Джо Аберкромби - Полкороля
И теперь он проснулся.
– Я так рада твоему возвращению, – сказала мать Гундринг, – и не из-за одного только чая. Нас с тобой в Торлбю ждет большая работа.
– По-моему, нашим гетландцам я не по нраву.
Мать Гундринг отмела это пожатием плеч.
– Да они уже все забыли. У народа короткая память.
– Долг служителя – помнить.
– А также врачевать, давать советы, говорить правду и ведать тайные пути; стремиться к меньшему злу и выбирать наибольшее благо; на всех наречиях торить дорогу для Отче Мира; вить старинные сказания.
– Разрешите мне поведать вам одно сказание?
– О чем же твое сказание, брат Ярви?
– Мой рассказ о крови и об обмане, о золоте и убийстве, о власти и об измене.
Мать Гундринг расхохоталась и снова глотнула из чашки.
– Вот такие предания мне по душе. А эльфы там будут? Драконы? Тролли?
Ярви покачал головой.
– Для воплощения в жизнь любого зла хватает и просто людей.
– И снова верно. Ты услыхал эту историю в Скегенхаусе?
– Отчасти. Я начал трудиться над ней довольно давно. С той самой ночи, когда умер отец. И, на мой взгляд, она готова от начала и до конца.
– Зная твои таланты, сказание наверняка получилось захватывающим.
– Оно проберет вас до дрожи, мать Гундринг.
– Начинай же!
Ярви придвинулся ближе и поглядел на языки пламени, потирая скрюченную кисть большим пальцем. Он разыгрывал свой рассказ в уме раз за разом сразу после того, как прошел испытание, отказался наследовать своему дому и был принят в Общину. Сразу, как только поцеловал в щеку праматерь Вексен, посмотрел ей в глаза – горевшие ярче и голоднее прежнего – и понял всю правду.

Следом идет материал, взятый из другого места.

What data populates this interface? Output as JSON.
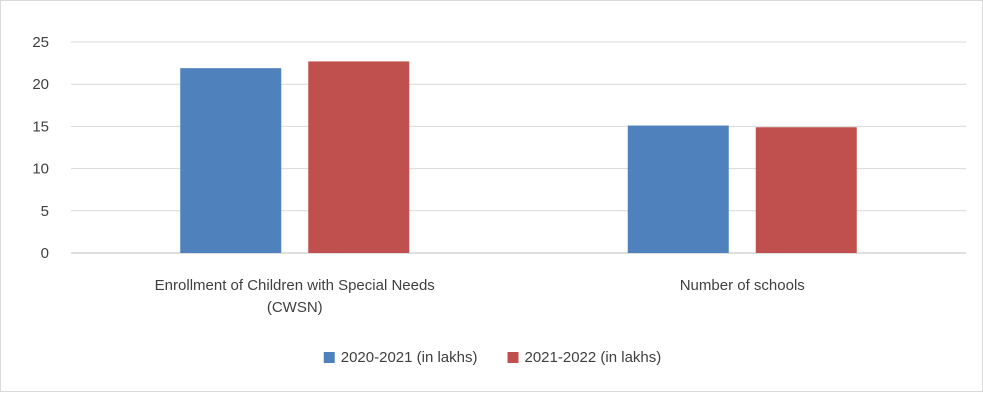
{
  "chart_data": {
    "type": "bar",
    "title": "",
    "xlabel": "",
    "ylabel": "",
    "categories": [
      [
        "Enrollment of Children with Special Needs",
        "(CWSN)"
      ],
      [
        "Number of schools"
      ]
    ],
    "series": [
      {
        "name": "2020-2021 (in lakhs)",
        "color": "#4f81bd",
        "values": [
          21.9,
          15.1
        ]
      },
      {
        "name": "2021-2022 (in lakhs)",
        "color": "#c0504d",
        "values": [
          22.7,
          14.9
        ]
      }
    ],
    "ylim": [
      0,
      25
    ],
    "yticks": [
      0,
      5,
      10,
      15,
      20,
      25
    ],
    "grid": true,
    "legend_position": "bottom"
  }
}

– Вот только я не знаю, с чего начать.
– Пусть сказание строится постепенно. Давай начнем с подоплеки.
– Добрый совет, – заметил Ярви. – Впрочем, иных я от вас и не слышал. Итак… жил-был Верховный король, старый-престарый, вместе с праматерью Общины служителей, тоже далече от юной поры. Они ревностно держались за власть, как часто бывает с людьми могущественными, и из своего Скегенхауса частенько поглядывали на север. И там они видели угрозу своему владычеству. Угрозу не от великого мужа, орудующего железом и сталью, но от не менее великой женщины, вершащей дела серебром и золотом. От Золотой Королевы, которая замыслила чеканку единовесных монет, чтобы ее лик стал обеспечением каждой торговой сделки на всем море Осколков.
Мать Гундринг откинулась в кресле, морщины на лбу углубились, пока она обдумывала услышанное.
– В этом сказании есть отголосок правды.
– Таковы лучшие из легенд. Вы меня этому научили. – Теперь, когда он уже начал, слова потекли сами собой. – Верховный король и его служитель увидели, что купцы покидают его причалы ради пристаней северной королевы, и доходы их съеживаются от месяца к месяцу, и вместе с ними увядает их власть. Им пришлось действовать. Но стоит ли убивать женщину, извлекающую золото из воздуха? Ни в коем случае. Ее муж чересчур горд и гневлив, чтобы вести с ним дела. Так убить его, сбросить королеву с высокого насеста и пригреть под своим крылом – пускай добывает золото уже для нас. Таков был их план.
– Убить короля? – пробормотала мать Гундринг, пристально изучая Ярви поверх ободка чашки.
Он пожал плечами.
– Подобные предания часто начинаются с этого места.
– Но короли осторожны и под надежной охраной.
– А этот в особенности. Им понадобилась помощь кого-то, кому бы он доверял. – Ярви снова придвинулся, на лицо пахнуло теплом очага. – И вот они втолковали бронзовокрылому орлу послание. Король умрет. И отправили его служителю этого короля.
Мать Гундринг сморгнула и осторожно проглотила чай.
– Непросто решиться дать служительнице такое задание – убить человека, которому та присягнула на верность.
– А не присягала ли та на верность заодно и Верховному королю со своею праматерью?
– Все мы давали такой обет, – прошептала мать Гундринг. – И ты – среди нас, брат Ярви.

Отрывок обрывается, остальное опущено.